Filha de Sancho I, rainha e monja
«(…) Na realidade, logo nos começos
de Portugal como nação emancipada, embora ainda indefinida nas suas fronteiras,
principiou a corte portuguesa a ser alfobre de princesas de sangue real destinadas
especialmente ao tálamo conjugal dos vários Estados soberanos da Europa, fossem
impérios poderosos, reinos importantes ou simples condados de jurisdição própria
e autónoma. Não se cuidava de amor entre os cônjuges, celebrando-se tais matrimónios
sob o objectivo supremo de razões políticas. Os príncipes, eles e elas, não
eram como os restantes mortais. Não podiam dispor do coração a seu talante,
ceder a imposições sentimentais. O seu destino era o sacrifício dos afectos mais
íntimos às conveniências da coroa. Mas, apesar dos casamentos marcados pela
desigualdade de temperamentos, de educações, de princípios religiosos até, não
raramente os nubentes alcançavam senão a felicidade pelo menos a tranquilidade de
espírito. Desde que entre eles houvesse uma permuta de respeito e de consideração.
A série de princesas portuguesas que
se sentaram como soberanas em tronos estrangeiros continuou com as filhas de Sancho
I, o herdeiro do Fundador. Dos seus onze filhos legítimos (este monarca bem mereceu
o cognome de Povoador, até pela numerosa prole que deixou!) seis pertenciam ao sexo
feminino e, destas filhas, três vieram a colocar, pelo casamento, coroas
estrangeiras na cabeça: dona Teresa, que teve Afonso IV, de Leão, por marido; dona
Mafalda, casada com Henrique I, de Castela e dona Berengária, que foi mulher de
Valdemar II, da Dinamarca.
Sancho I, rei enérgico e ardiloso,
obstinado, hábi e valente, recebera pesada herança, o ceptro real, mas não recuou
ante os encargos herdados. Bateu-se com os mouros em guerras extenuantes; combateu
o rei de Leão, e lutou bravamente contra o clero interno, opondo-se, por vezes,
ao próprio papa e zombando das interdições da Igreja. No entanto, e talvez por isso
mesmo, magnificamente auxiliado pelo astuto chanceler Julião, muito fez, no fim
de contas, pela definitiva consolidação da Pátria. Grande rei e excelente chefe
de família, mau grado os devaneios amorosos tidos com algumas filhas de algo, casos
de Maria Anes ou Maria Aires e dessa picante Maria Pais, que as crónicas celebrizaram
sob o apodo de Ribeirinha e que tão petulante história deixou de si.

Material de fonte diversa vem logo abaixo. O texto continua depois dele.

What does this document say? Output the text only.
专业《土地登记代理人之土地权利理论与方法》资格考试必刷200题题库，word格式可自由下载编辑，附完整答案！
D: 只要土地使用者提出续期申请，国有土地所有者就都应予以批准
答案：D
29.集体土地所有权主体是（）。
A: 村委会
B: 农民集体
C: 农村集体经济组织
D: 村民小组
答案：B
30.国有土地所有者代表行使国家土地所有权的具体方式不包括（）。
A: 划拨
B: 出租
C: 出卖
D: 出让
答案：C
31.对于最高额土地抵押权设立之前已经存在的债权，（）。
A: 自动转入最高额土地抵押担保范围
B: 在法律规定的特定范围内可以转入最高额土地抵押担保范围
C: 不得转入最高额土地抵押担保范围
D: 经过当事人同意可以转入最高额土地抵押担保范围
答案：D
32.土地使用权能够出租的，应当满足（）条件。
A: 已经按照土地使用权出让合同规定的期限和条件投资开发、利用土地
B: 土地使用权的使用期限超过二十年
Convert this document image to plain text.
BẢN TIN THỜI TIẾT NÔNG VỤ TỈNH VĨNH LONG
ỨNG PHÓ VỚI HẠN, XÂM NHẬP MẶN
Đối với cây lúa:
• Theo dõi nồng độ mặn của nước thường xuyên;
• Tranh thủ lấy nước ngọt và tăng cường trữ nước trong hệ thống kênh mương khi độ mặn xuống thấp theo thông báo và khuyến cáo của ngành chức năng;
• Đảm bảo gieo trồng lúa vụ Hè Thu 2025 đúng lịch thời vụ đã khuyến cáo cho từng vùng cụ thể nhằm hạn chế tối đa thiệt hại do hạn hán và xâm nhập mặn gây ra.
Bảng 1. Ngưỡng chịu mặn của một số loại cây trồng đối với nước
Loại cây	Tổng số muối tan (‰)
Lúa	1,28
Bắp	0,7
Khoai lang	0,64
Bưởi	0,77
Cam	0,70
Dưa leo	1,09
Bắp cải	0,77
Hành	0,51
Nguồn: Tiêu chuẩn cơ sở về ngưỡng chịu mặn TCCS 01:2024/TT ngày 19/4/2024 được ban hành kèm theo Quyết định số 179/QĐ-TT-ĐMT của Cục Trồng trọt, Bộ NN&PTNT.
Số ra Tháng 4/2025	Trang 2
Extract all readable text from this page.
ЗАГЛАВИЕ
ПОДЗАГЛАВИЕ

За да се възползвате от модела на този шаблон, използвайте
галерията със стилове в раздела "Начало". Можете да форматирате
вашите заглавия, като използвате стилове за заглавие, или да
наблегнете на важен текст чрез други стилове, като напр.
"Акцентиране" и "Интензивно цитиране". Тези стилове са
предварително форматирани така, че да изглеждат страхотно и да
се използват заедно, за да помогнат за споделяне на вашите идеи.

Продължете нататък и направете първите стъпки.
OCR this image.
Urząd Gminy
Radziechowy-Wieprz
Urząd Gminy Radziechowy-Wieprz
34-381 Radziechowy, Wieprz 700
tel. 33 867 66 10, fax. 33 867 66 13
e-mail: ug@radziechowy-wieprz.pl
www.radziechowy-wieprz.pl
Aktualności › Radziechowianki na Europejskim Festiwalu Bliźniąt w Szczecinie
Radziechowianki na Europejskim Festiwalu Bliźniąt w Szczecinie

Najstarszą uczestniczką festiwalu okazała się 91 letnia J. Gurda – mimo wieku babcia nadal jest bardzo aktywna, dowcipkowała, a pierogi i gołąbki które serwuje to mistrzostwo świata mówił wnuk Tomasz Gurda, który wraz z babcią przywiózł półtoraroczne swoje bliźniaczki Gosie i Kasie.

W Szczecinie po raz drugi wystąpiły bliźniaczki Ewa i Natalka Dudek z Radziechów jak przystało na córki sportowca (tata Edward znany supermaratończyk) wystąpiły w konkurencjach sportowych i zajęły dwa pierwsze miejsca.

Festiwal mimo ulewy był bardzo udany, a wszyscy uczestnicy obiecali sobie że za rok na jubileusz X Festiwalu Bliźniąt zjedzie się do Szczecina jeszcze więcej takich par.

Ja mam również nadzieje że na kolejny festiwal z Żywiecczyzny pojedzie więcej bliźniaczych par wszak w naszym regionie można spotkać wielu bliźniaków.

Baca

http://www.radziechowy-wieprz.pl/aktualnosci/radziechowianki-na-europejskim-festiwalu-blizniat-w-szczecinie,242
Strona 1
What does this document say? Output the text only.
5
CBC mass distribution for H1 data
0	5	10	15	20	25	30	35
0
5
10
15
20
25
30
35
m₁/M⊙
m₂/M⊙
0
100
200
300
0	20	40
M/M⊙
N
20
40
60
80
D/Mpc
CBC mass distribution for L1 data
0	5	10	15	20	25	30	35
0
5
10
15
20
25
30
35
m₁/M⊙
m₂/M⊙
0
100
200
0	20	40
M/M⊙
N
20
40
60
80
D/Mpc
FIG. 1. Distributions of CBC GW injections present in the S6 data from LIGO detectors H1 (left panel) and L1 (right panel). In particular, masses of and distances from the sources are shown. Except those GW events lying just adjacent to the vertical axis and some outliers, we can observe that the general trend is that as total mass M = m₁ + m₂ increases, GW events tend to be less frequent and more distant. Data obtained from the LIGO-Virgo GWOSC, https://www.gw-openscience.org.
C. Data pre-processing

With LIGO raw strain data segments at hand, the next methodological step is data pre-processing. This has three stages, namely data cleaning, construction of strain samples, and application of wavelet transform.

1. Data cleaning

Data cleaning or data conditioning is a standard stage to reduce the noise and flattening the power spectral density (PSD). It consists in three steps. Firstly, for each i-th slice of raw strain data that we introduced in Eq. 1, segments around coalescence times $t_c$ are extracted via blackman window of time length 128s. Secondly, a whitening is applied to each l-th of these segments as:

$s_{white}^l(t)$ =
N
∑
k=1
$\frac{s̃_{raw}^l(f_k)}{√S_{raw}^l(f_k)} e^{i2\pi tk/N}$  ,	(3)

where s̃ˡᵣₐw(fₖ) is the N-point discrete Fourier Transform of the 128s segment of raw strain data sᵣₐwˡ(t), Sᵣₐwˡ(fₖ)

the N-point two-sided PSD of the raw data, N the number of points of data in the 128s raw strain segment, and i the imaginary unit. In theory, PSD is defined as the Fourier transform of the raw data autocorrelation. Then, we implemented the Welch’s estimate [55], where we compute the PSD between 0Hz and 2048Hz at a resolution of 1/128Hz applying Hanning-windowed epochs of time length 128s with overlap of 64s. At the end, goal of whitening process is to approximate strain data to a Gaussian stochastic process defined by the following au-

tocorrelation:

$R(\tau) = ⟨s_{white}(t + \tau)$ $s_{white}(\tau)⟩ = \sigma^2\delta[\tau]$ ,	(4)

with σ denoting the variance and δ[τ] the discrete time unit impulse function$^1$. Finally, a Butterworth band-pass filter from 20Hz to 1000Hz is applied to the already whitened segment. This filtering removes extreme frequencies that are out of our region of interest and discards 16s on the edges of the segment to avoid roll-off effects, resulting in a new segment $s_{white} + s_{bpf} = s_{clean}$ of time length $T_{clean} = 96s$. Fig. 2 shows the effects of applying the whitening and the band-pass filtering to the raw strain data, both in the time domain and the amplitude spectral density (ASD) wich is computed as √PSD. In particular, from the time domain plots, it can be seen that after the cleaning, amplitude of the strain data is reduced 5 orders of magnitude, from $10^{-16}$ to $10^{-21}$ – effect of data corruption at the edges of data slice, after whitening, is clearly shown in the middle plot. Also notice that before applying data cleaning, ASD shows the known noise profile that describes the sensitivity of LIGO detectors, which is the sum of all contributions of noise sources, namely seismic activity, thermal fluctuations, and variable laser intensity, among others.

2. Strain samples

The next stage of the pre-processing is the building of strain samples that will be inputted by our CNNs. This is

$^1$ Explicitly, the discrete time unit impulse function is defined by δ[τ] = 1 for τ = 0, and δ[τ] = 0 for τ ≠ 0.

De ambas, de resto, houve o nosso
segundo rei outros filhos, a engrossar a larga descendência.
Das raparigas, dona Teresa foi, provavelmente,
a de mais assinalável destino. De infanta de Portugal transformou-se em rainha de
Leão, e de rainha metamorfoseou-se mais tarde em monja, monja virtuosa que a Igreja,
quase cinco séculos depois, beatificou por bula de 23 de Dezembro de 1705,
concedendo-lhe ofício próprio, no reino, em 1724. Razões de Estado, os tais
factores que causaram a infelicidade de tanta princesa, recomendavam o
estabelecimento de alianças políticas, pelo enlace matrimonial entre os reinos
ibéricos. Era indispensável opor-se uma frente única contra as ambições expansionistas
dos sarracenos, senhores de boa parte da Hispânia, e arrojá-los, pelo Sul, para
lá do mar». In Américo Faria, Princesas Portuguesas Rainhas no Estrangeiro, 1963,
Edições Parsifal, 2013, ISBN 978-989-983-331-9.